The majority of chemotherapy drugs, despite their efficacy in annihilating cancer cells, are known to have unmanageable and irreversible side effects that preclude their use in higher doses. Understanding fluctuations in drug distribution and monitoring cumulative toxicity in different locations is essential for the assessment of patient-specific dose limits.

In a recent study[1] performed by the Heller group at Memorial Sloan Kettering Cancer Center, real-time monitoring and quantification of doxorubicin, a chemotherapy drug effective against rapid cell division, was performed both in vitro and in vivo using IMA™ hyperspectral microscope and IR VIVO™ preclinical imager.

Detection of doxorubicin was achieved using an implantable sensor based on DNA-suspended carbon nanotubes developed by the Heller group. Fluorescence measurements were acquired through the skin using Photon etc.’s near-infrared preclinical hyperspectral imager, IR VIVO™. Results presented in Figure 1. show that wavelength shifts in sensor emission allow quantitative detection of doxorubicin and its cumulative toxicity within the peritoneal area.

Fig. 1 | The binding of doxorubicin to single-walled carbon nanotubes (SWCNTs) results in a red-shifted and quenched emission of nanotube photoluminescence. a) Schematic overview of SWCNT sensor implanted inside and outside the peritoneal cavity. b) Spectral emission of implanted sensors before (dark blue curve) and after (light blue curve) injection of doxorubicin. c) Periodic monitoring of center wavelength emission of the sensor inside the peritoneal cavity after injection.

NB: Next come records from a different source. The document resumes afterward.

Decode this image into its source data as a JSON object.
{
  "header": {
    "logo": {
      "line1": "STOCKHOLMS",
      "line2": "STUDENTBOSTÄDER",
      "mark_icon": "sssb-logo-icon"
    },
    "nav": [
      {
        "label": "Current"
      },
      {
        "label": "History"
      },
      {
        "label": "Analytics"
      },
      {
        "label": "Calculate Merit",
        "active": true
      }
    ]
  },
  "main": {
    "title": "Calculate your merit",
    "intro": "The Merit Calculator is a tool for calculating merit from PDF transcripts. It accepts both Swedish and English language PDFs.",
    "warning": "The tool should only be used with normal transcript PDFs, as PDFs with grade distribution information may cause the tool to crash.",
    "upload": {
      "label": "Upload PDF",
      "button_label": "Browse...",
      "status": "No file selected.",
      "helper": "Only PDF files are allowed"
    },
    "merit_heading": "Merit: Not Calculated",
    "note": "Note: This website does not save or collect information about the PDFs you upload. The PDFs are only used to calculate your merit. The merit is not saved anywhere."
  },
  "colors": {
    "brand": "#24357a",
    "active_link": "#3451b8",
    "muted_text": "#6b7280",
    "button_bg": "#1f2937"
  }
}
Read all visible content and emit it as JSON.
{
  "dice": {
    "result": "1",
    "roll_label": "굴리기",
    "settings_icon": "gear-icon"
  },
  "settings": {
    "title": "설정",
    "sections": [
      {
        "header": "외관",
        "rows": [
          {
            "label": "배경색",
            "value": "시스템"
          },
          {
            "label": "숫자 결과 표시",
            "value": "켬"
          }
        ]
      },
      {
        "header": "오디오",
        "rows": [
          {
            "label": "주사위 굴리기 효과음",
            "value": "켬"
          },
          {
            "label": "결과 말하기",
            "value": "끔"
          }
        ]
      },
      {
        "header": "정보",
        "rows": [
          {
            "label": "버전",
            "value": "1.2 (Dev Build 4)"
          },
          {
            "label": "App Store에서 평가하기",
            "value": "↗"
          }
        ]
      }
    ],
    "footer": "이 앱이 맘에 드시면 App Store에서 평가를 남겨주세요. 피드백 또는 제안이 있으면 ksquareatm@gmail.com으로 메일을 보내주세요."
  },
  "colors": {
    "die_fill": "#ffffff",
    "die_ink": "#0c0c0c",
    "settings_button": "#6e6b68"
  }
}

The ability to perform rapid pharmacokinetic analysis in vivo has the potential to significantly facilitate preclinical studies, by monitoring drug biodistribution over time in a single animal instead of dissecting a different animal at each time frame. Clinically, a cumulative sensor could help to predict patient-specific lifetime dose limits by monitoring drug biodistribution. This could reduce the incidence of adverse effects such as cardiotoxicity.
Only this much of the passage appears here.